The United Nations General Assembly will select new members for the Human Rights Council in elections to be held in New York on October 28. Russia is running against Hungary and Croatia for a chance to represent the Eastern European group at the world’s foremost human rights body.
The undersigned organizations urge all member states, when deciding which Eastern European candidate to support, to question seriously whether Russia’s role in Syria – which includes supporting and undertaking military actions which have routinely targeted civilians and civilian objects – renders it fit to serve on the UN’s premier inter-governmental human rights institution.
UN General Assembly Resolution 60/251 asks that those voting for members of the Human Rights Council “take into account the contribution of candidates to the promotion and protection of human rights.” This guidance applies to candidates’ efforts to protect and promote human rights in their own countries and abroad.
Russia’s actions in Syria stand in clear contrast to its rhetorical commitment to human rights. Member States should particularly consider Russia’s indiscriminate attacks, its substantial weapons deliveries to the Syrian government and its efforts to prevent impartial accountability for serious crimes in Syria.
Moreover, Member States should consider Russia’s decision, on October 8, 2016, to veto a credible draft UN Security Council resolution aimed at ending atrocities in Aleppo. This was its fifth use of a veto on a resolution concerning Syria at the Security Council. Since September 19, 2016, Russian and Syrian forces have bombarded opposition-controlled parts of Aleppo. The attacks included the use of barrel bombs, cluster munitions, and incendiary weapons, and damaged or partially destroyed at least five hospitals in six separate attacks,Human Rights Watch research shows.

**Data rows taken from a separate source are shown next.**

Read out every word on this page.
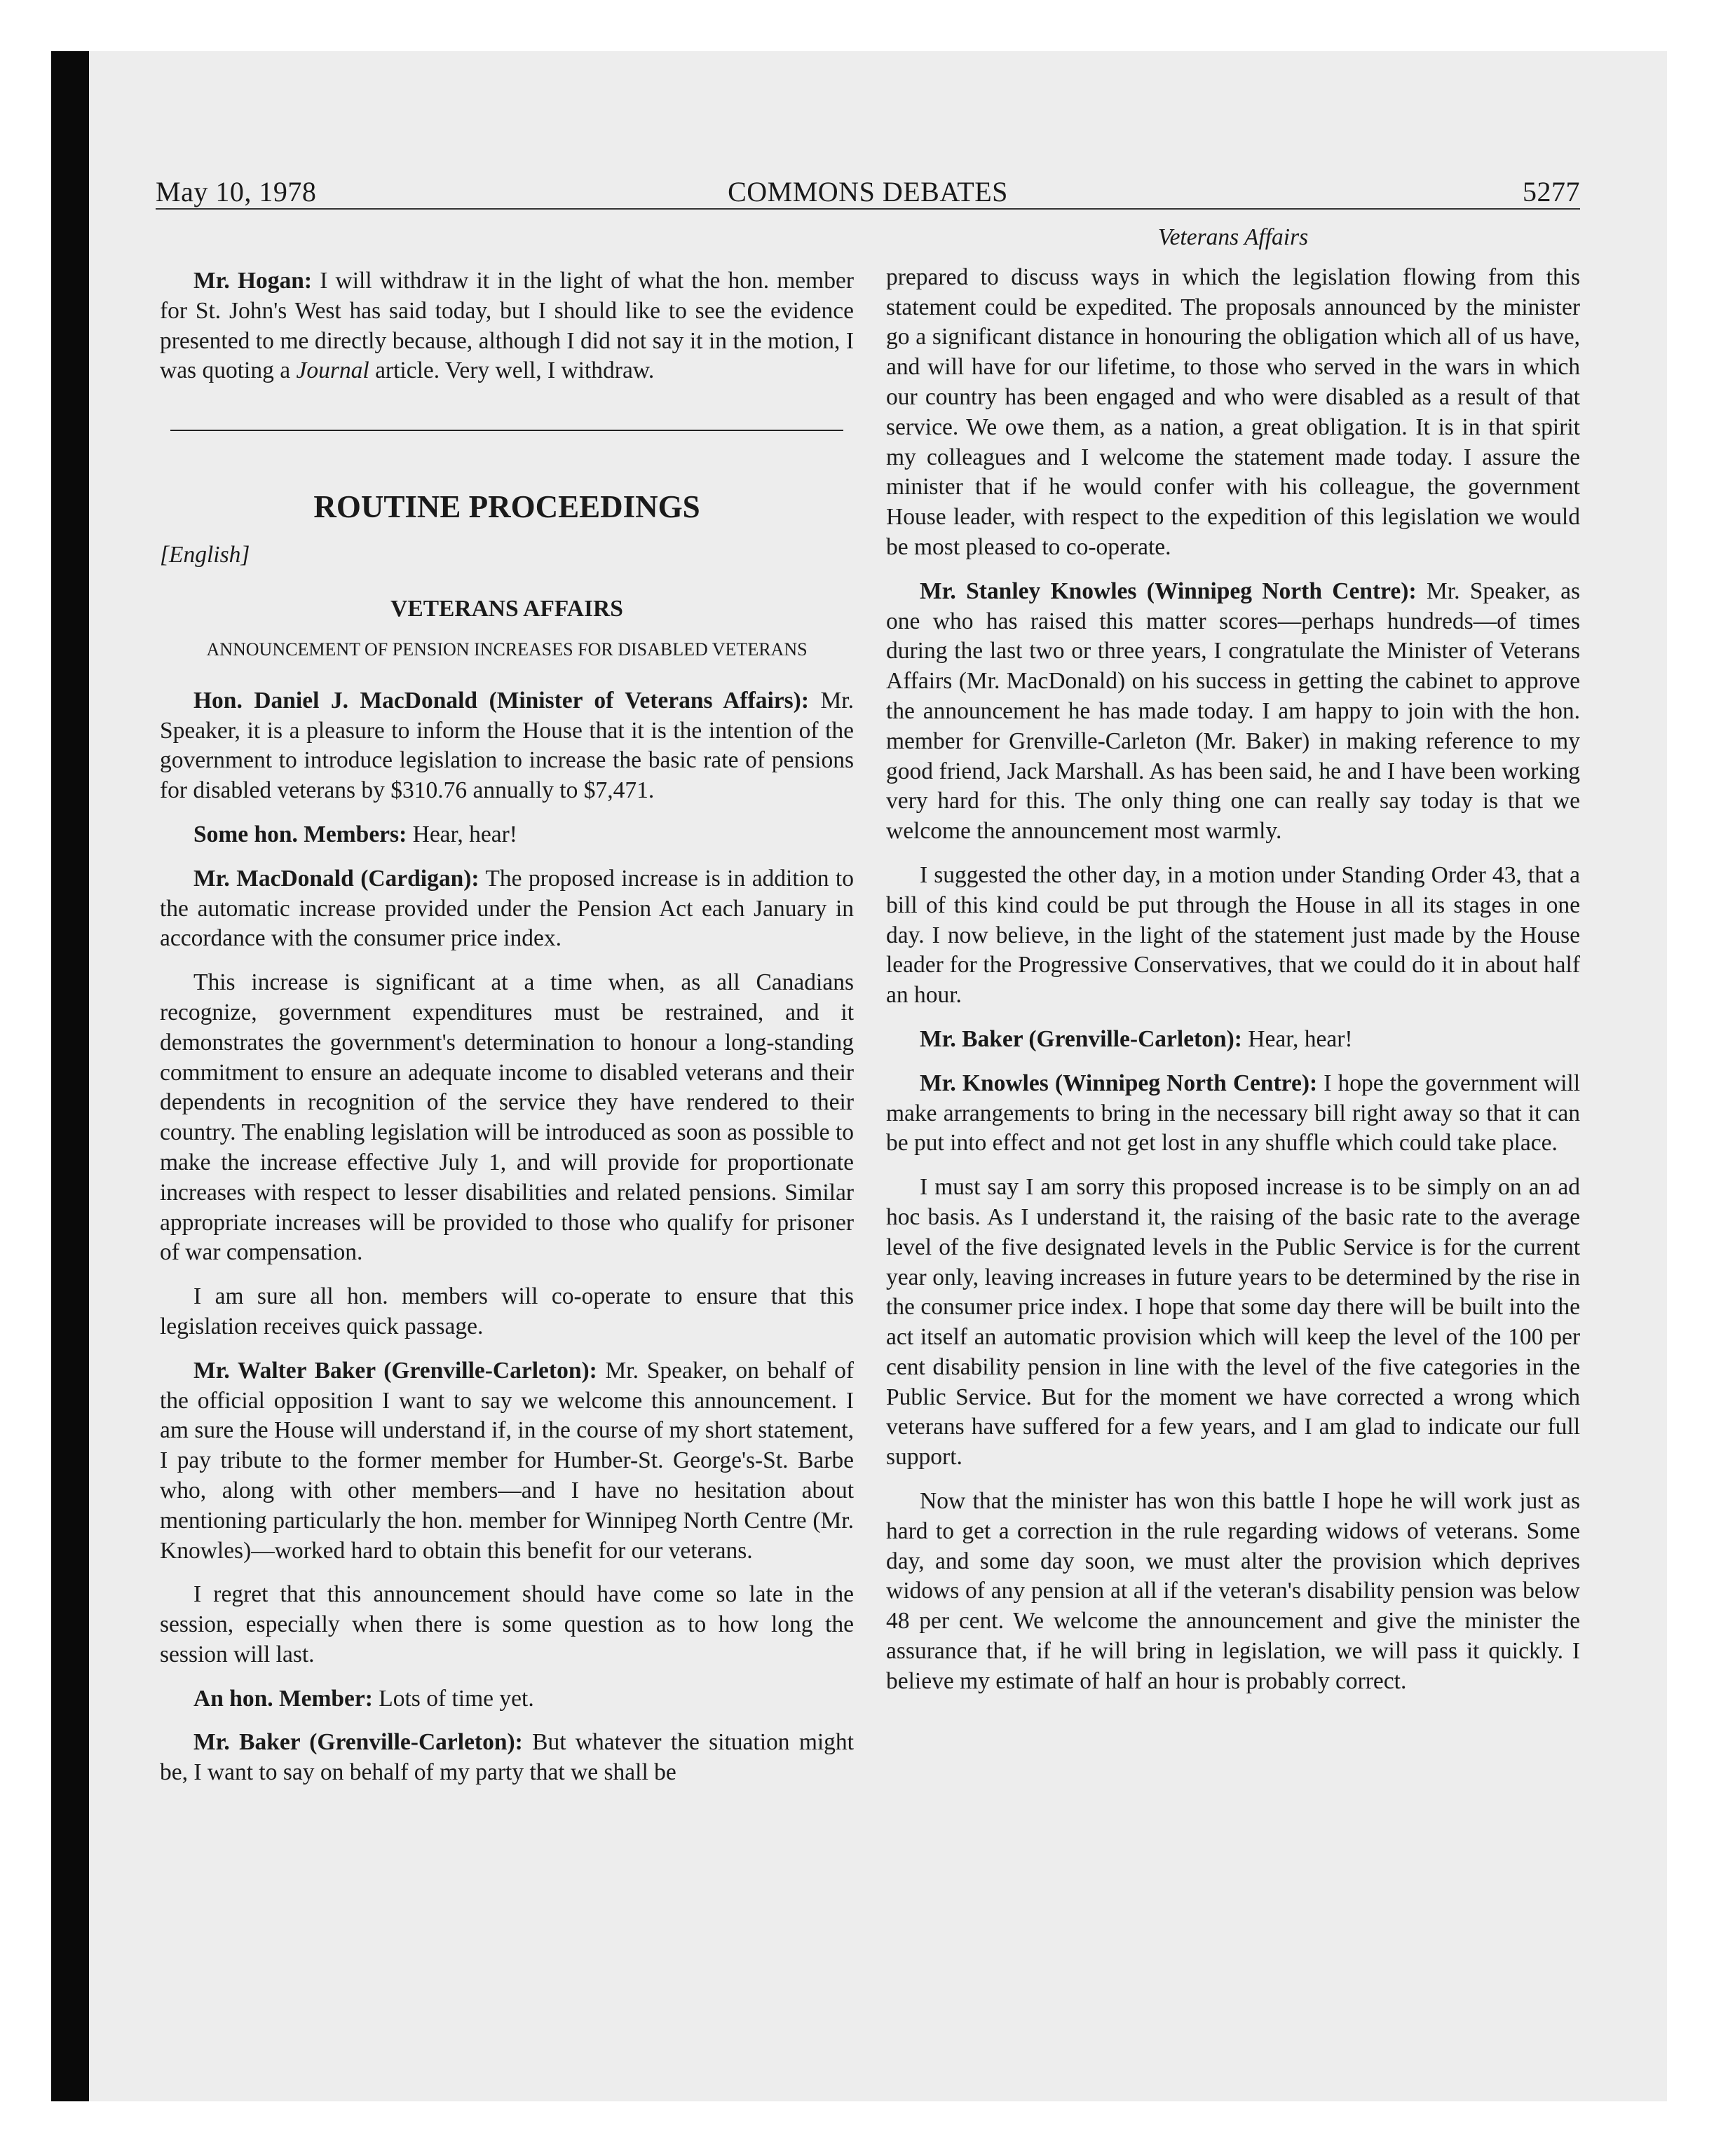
May 10, 1978	COMMONS DEBATES	5277

Mr. Hogan: I will withdraw it in the light of what the hon. member for St. John's West has said today, but I should like to see the evidence presented to me directly because, although I did not say it in the motion, I was quoting a Journal article. Very well, I withdraw.

ROUTINE PROCEEDINGS
[English]
VETERANS AFFAIRS
ANNOUNCEMENT OF PENSION INCREASES FOR DISABLED VETERANS

Hon. Daniel J. MacDonald (Minister of Veterans Affairs): Mr. Speaker, it is a pleasure to inform the House that it is the intention of the government to introduce legislation to increase the basic rate of pensions for disabled veterans by $310.76 annually to $7,471.

Some hon. Members: Hear, hear!

Mr. MacDonald (Cardigan): The proposed increase is in addition to the automatic increase provided under the Pension Act each January in accordance with the consumer price index.

This increase is significant at a time when, as all Canadians recognize, government expenditures must be restrained, and it demonstrates the government's determination to honour a long-standing commitment to ensure an adequate income to disabled veterans and their dependents in recognition of the service they have rendered to their country. The enabling legislation will be introduced as soon as possible to make the increase effective July 1, and will provide for proportionate increases with respect to lesser disabilities and related pensions. Similar appropriate increases will be provided to those who qualify for prisoner of war compensation.

I am sure all hon. members will co-operate to ensure that this legislation receives quick passage.

Mr. Walter Baker (Grenville-Carleton): Mr. Speaker, on behalf of the official opposition I want to say we welcome this announcement. I am sure the House will understand if, in the course of my short statement, I pay tribute to the former member for Humber-St. George's-St. Barbe who, along with other members—and I have no hesitation about mentioning particularly the hon. member for Winnipeg North Centre (Mr. Knowles)—worked hard to obtain this benefit for our veterans.

I regret that this announcement should have come so late in the session, especially when there is some question as to how long the session will last.

An hon. Member: Lots of time yet.

Mr. Baker (Grenville-Carleton): But whatever the situation might be, I want to say on behalf of my party that we shall be

Veterans Affairs

prepared to discuss ways in which the legislation flowing from this statement could be expedited. The proposals announced by the minister go a significant distance in honouring the obligation which all of us have, and will have for our lifetime, to those who served in the wars in which our country has been engaged and who were disabled as a result of that service. We owe them, as a nation, a great obligation. It is in that spirit my colleagues and I welcome the statement made today. I assure the minister that if he would confer with his colleague, the government House leader, with respect to the expedition of this legislation we would be most pleased to co-operate.

Mr. Stanley Knowles (Winnipeg North Centre): Mr. Speaker, as one who has raised this matter scores—perhaps hundreds—of times during the last two or three years, I congratulate the Minister of Veterans Affairs (Mr. MacDonald) on his success in getting the cabinet to approve the announcement he has made today. I am happy to join with the hon. member for Grenville-Carleton (Mr. Baker) in making reference to my good friend, Jack Marshall. As has been said, he and I have been working very hard for this. The only thing one can really say today is that we welcome the announcement most warmly.

I suggested the other day, in a motion under Standing Order 43, that a bill of this kind could be put through the House in all its stages in one day. I now believe, in the light of the statement just made by the House leader for the Progressive Conservatives, that we could do it in about half an hour.

Mr. Baker (Grenville-Carleton): Hear, hear!

Mr. Knowles (Winnipeg North Centre): I hope the government will make arrangements to bring in the necessary bill right away so that it can be put into effect and not get lost in any shuffle which could take place.

I must say I am sorry this proposed increase is to be simply on an ad hoc basis. As I understand it, the raising of the basic rate to the average level of the five designated levels in the Public Service is for the current year only, leaving increases in future years to be determined by the rise in the consumer price index. I hope that some day there will be built into the act itself an automatic provision which will keep the level of the 100 per cent disability pension in line with the level of the five categories in the Public Service. But for the moment we have corrected a wrong which veterans have suffered for a few years, and I am glad to indicate our full support.

Now that the minister has won this battle I hope he will work just as hard to get a correction in the rule regarding widows of veterans. Some day, and some day soon, we must alter the provision which deprives widows of any pension at all if the veteran's disability pension was below 48 per cent. We welcome the announcement and give the minister the assurance that, if he will bring in legislation, we will pass it quickly. I believe my estimate of half an hour is probably correct.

In addition to persistently blocking Security Council action to curb violations by the Syrian government, Russia continues to provide the Syrian government with arms.
Syrian-Russian joint military operations, which began on September 30, 2015, have extensively used internationally banned cluster munitions. They have also increasingly resorted to the use of incendiary weapons, with at least 18 documented attacks on opposition-held areas in Aleppo and Idlib between June 5 and August 10. In June, RT broadcast footage of incendiary weapons—specifically RBK-500 ZAB-2.5SM bombs—being mounted on a Russian Su-34 fighter-ground attack aircraft at a Syrian airbase.
Amnesty International has concluded that Russian and Syrian government forces appear to have deliberately and systematically targeted hospitals and other medical facilities to pave the way for ground forces to advance on northern Aleppo.
In one notable incident, a humanitarian convoy seeking to deliver life-saving aid to Aleppo governorate was attacked on September 19, 2016 by either Russian or Syrian forces. In the past month, indiscriminate airstrikes on opposition controlled eastern Aleppo have also had a devastating impact on civilians.
As part of its 2016 campaign for reelection to the Human Rights Council, Russia published an aide memoire with a pledge to “promote states’ compliance with their international human rights obligations.” Its ongoing cooperation with the Syrian government in the indiscriminate bombardment of opposition held areas in Syria, including in eastern Aleppo, does not fulfill the terms of that pledge. UN Secretary-General Ban Ki-moon told the Security Council on September 28 that those using indiscriminate weapons in Aleppo “know they are committing war crimes.”
The credibility and legitimacy of the Human Rights Council rest upon its members demonstrating a genuine commitment to human rights. When deciding which Eastern European candidate to support, member states should carefully consider whether Russia’s Syria abuses are compatible with the principles and aims of the world’s principal inter-governmental human rights body.